Highways Of Agony remained a staple of many driver's education classes well into the 1980s, the movie and its ancestors each aimed at instilling safe driving habits in young teenagers who otherwise would be tempted to break every traffic law on the books. Other similar films included Red Asphalt, Mechanized Death, Options to Live and many others.
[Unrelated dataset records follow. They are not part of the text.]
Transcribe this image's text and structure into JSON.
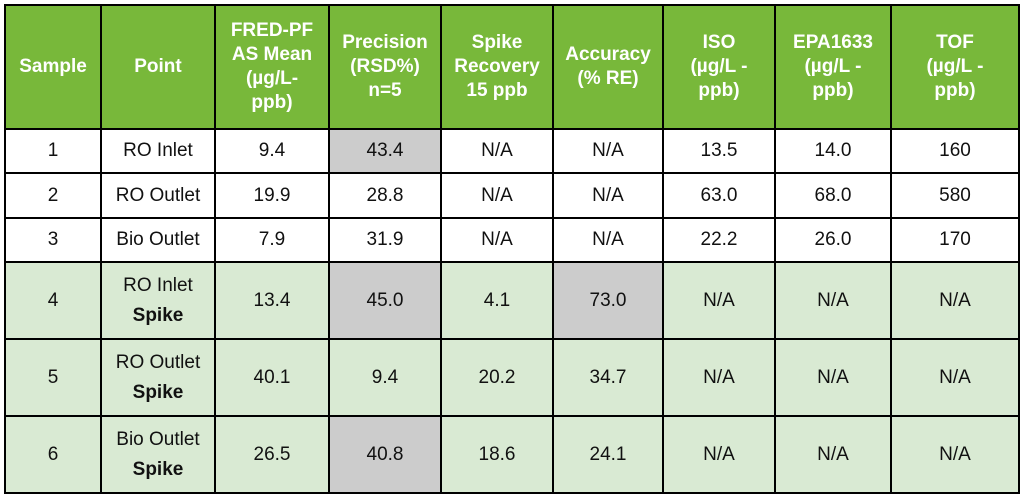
{
  "table": {
    "headers": [
      {
        "key": "sample",
        "lines": [
          "Sample"
        ]
      },
      {
        "key": "point",
        "lines": [
          "Point"
        ]
      },
      {
        "key": "fred",
        "lines": [
          "FRED-PF",
          "AS Mean",
          "(µg/L-",
          "ppb)"
        ]
      },
      {
        "key": "precision",
        "lines": [
          "Precision",
          "(RSD%)",
          "n=5"
        ]
      },
      {
        "key": "spike_recovery",
        "lines": [
          "Spike",
          "Recovery",
          "15 ppb"
        ]
      },
      {
        "key": "accuracy",
        "lines": [
          "Accuracy",
          "(% RE)"
        ]
      },
      {
        "key": "iso",
        "lines": [
          "ISO",
          "(µg/L -",
          "ppb)"
        ]
      },
      {
        "key": "epa1633",
        "lines": [
          "EPA1633",
          "(µg/L -",
          "ppb)"
        ]
      },
      {
        "key": "tof",
        "lines": [
          "TOF",
          "(µg/L -",
          "ppb)"
        ]
      }
    ],
    "rows": [
      {
        "sample": "1",
        "point": "RO Inlet",
        "point_suffix": "",
        "fred": "9.4",
        "precision": "43.4",
        "spike_recovery": "N/A",
        "accuracy": "N/A",
        "iso": "13.5",
        "epa1633": "14.0",
        "tof": "160"
      },
      {
        "sample": "2",
        "point": "RO Outlet",
        "point_suffix": "",
        "fred": "19.9",
        "precision": "28.8",
        "spike_recovery": "N/A",
        "accuracy": "N/A",
        "iso": "63.0",
        "epa1633": "68.0",
        "tof": "580"
      },
      {
        "sample": "3",
        "point": "Bio Outlet",
        "point_suffix": "",
        "fred": "7.9",
        "precision": "31.9",
        "spike_recovery": "N/A",
        "accuracy": "N/A",
        "iso": "22.2",
        "epa1633": "26.0",
        "tof": "170"
      },
      {
        "sample": "4",
        "point": "RO Inlet",
        "point_suffix": "Spike",
        "fred": "13.4",
        "precision": "45.0",
        "spike_recovery": "4.1",
        "accuracy": "73.0",
        "iso": "N/A",
        "epa1633": "N/A",
        "tof": "N/A"
      },
      {
        "sample": "5",
        "point": "RO Outlet",
        "point_suffix": "Spike",
        "fred": "40.1",
        "precision": "9.4",
        "spike_recovery": "20.2",
        "accuracy": "34.7",
        "iso": "N/A",
        "epa1633": "N/A",
        "tof": "N/A"
      },
      {
        "sample": "6",
        "point": "Bio Outlet",
        "point_suffix": "Spike",
        "fred": "26.5",
        "precision": "40.8",
        "spike_recovery": "18.6",
        "accuracy": "24.1",
        "iso": "N/A",
        "epa1633": "N/A",
        "tof": "N/A"
      }
    ]
  },
  "colors": {
    "header_bg": "#78b83a",
    "header_text": "#ffffff",
    "spike_row_bg": "#d9ead3",
    "highlight_cell_bg": "#cccccc",
    "border": "#000000"
  }
}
All with the same lesson in mind: If you don't follow traffic and safety laws all of the time behind the wheel... well, take a look at what might happen.

Tropes associated with Highways Of Agony:

  • Bloodless Carnage: Very much a no-no here. After all, what good would a Scare 'Em Straight driver's education film be without it?
  • Cruel and Unusual Death: Lots of graphic descriptions on injuries suffered, and lots of blood and gore as screaming accident victims take their last breaths. Perhaps some of these were even more graphic than the Ohio State Patrol's previous films.
  • Dies Wide Open: One particularly graphic scene shows the mangled bodies of three young accident victims of a car-train collision.
  • Man on Fire: Another especially graphic scene shows the remains of two elderly people, killed when they were trapped in their burning car. (Their bodies were burned beyond recognition and only a charred driver's license helped identify them.)
  • Ominous Pipe Organ: Accompanies the most gruesome scenes, including the finale. Notably, this film is one of the few Highway Safety Foundation productions to include an original score rather than using stock music.
  • Railroad Tracks of Doom: A scene whose aftermath is not for the faint of heart. (The driver – likely during a night of drinking – decides to race a train to the crossing; he and his two passengers are killed outright.)
  • Tonight, Someone Dies: The warning at the beginning of the film. Let's just say you were warned.